徹平は楓さんを除くメンバーとは上手くやっていたものの、プロデューサーの松田さんとは最後まで絶対に折り合うことはなかった。楓さんとはまた質の違う仲の悪さというか、お互いがリスペクトし合うことは一生ないだろうと思うくらいの根深さを感じていたのを覚えている。
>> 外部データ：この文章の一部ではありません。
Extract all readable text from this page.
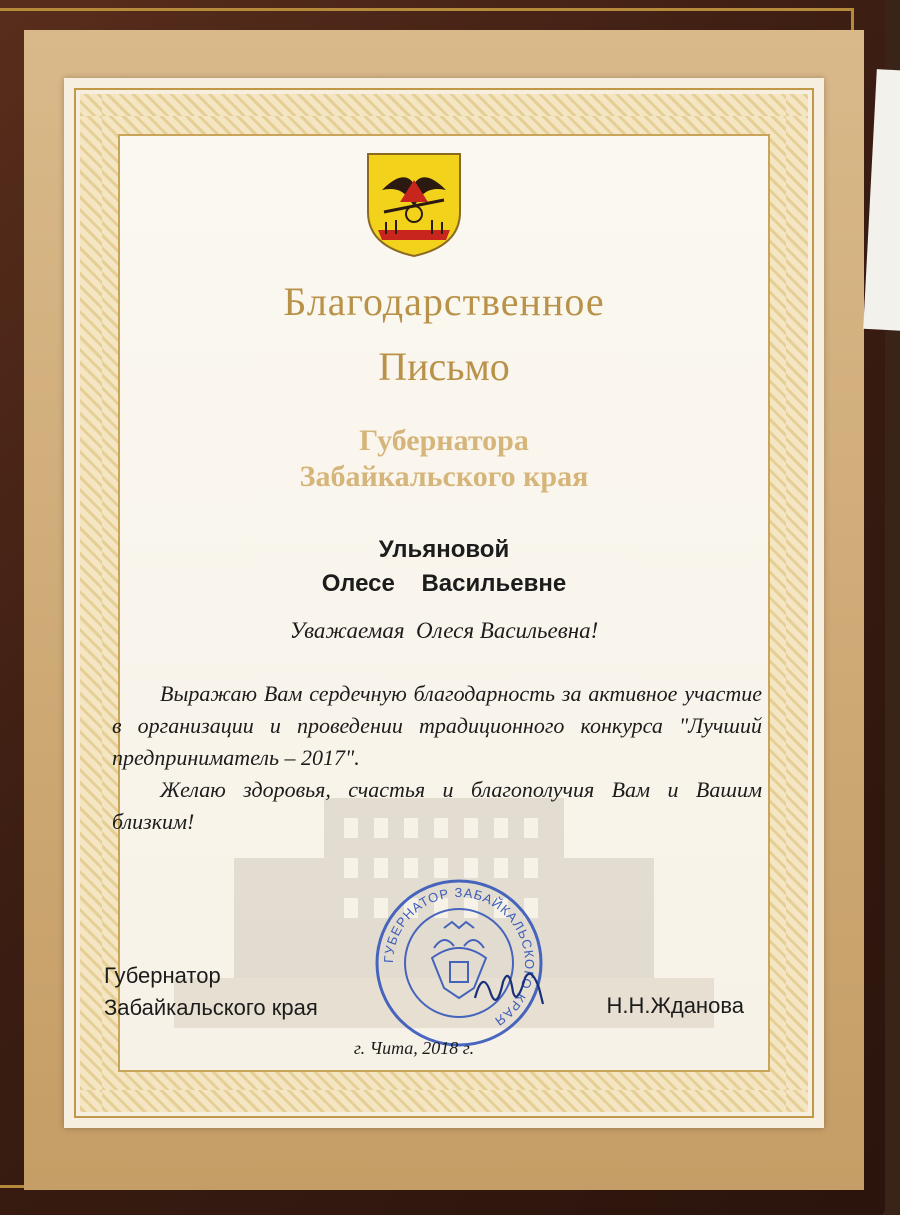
Благодарственное
Письмо
Губернатора
Забайкальского края
Ульяновой
Олесе    Васильевне
Уважаемая  Олеся Васильевна!

Выражаю Вам сердечную благодарность за активное участие в организации и проведении традиционного конкурса "Лучший предприниматель – 2017".

Желаю здоровья, счастья и благополучия Вам и Вашим близким!

Губернатор
Забайкальского края
ГУБЕРНАТОР ЗАБАЙКАЛЬСКОГО КРАЯ
Н.Н.Жданова
г. Чита, 2018 г.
「松田さんと会ったの?…なんで?徹平、松田さんの事…。」
「魔が差したんだよ。いや、違うな。あまり日本に蟠りとか未練を残してアメリカに行きたくなかったのかな。いや、それも違うか。うん、違う。ババアの事が一番かな。」
「…社長のこと?」
「おう…。おっさんの方が俺よりもずっとババアの近況を知っていることはわかってたからさ。だからこの先どうなるのか、大人の話を聞くべきだなと思ったんだよ。ババアの事は心底気に食わなかったし、もちろん一生許さねぇけど。それでもやっぱ母親だし、事の重大さもわかってたからな。感情論ではなく、息子としての責任というか。色々を聞き出したくて会ったんだよ。」
徹平は段ボールの上に腰を下ろし、機材の山を見ながら話を続けた。
「その時、オフィスミナミが最終的に倒産か身売りをするだろうという事とかよ、今まで俺の知らなかった事も含めて色々教えてもらった。」
「…そっか。」
「まぁ、それで、手土産にコレをくれたって訳よ。この機材達もどうせ処分されるんだから、お前が持ってけってさ。こんなの売っても、抱えてる負債に比べたら、些細なものみたいだったし。だから頂戴したって訳よ。」
「…。」
「ほらー!シラケちったじゃん。」
「あ…ごめん。そういうつもりは!」
「お前さ…こないだ言ったこと本当か?」
「なんの話だよ。」
「お前がババアの事恨んでねぇって話。」
「嘘つく理由があるとでも?」
「…そんなの俺にはわかんねぇよ。」
「こないだも言ったろ?徹平と僕は同じだ。」
「おう。」
「僕達は一生、罪を背負って生きてく。逃げる事は許されない。覚悟は出来てるんだろ?一々ブレるなよ。」
「…だな。」
「よーしよしよし!」
僕は徹平の頭を両手で撫で回した。
「あー!やめろよ!バカ!」
と徹平は少し照れくさそうに僕の両手を掴み、突っぱねてから、噛んでいたガムを僕の服に付け、奥へと行ってしまった。
おい、仕返しが釣り合ってねーよ。
そう言おうと思ったのだが…。
その行為が単なる照れ隠しであると同時に、僕が変な気を遣わないようにとった空元気のようにも思えた。
当たり前だ。
少し気は軽くなっても、消えることはない。
さっきも言った通り、一生だ。彼も永遠にこの罪悪感と付き合っていかなくてはならない。何をやっても空元気になってしまうはずだ。
それでもやっぱり…徹平は凄い。
大雑把で傍若無人。
卓越した洞察力で僕の嫌がる事を平気な顔で仕掛けてくるお調子者。その反面、気配りや心遣いを忘れない、どんなに辛くてもひたすら前へと進む男。
僕も…そして多分、璃音くんもアンソニーもそんな彼の優しさと強さに惹かれて今ここにいるのだろう。
「再起不能」
「絶対無理」
そんな逆境の中でも彼らの夢物語に徹平なら何とかしてくれると期待せずにはいられない。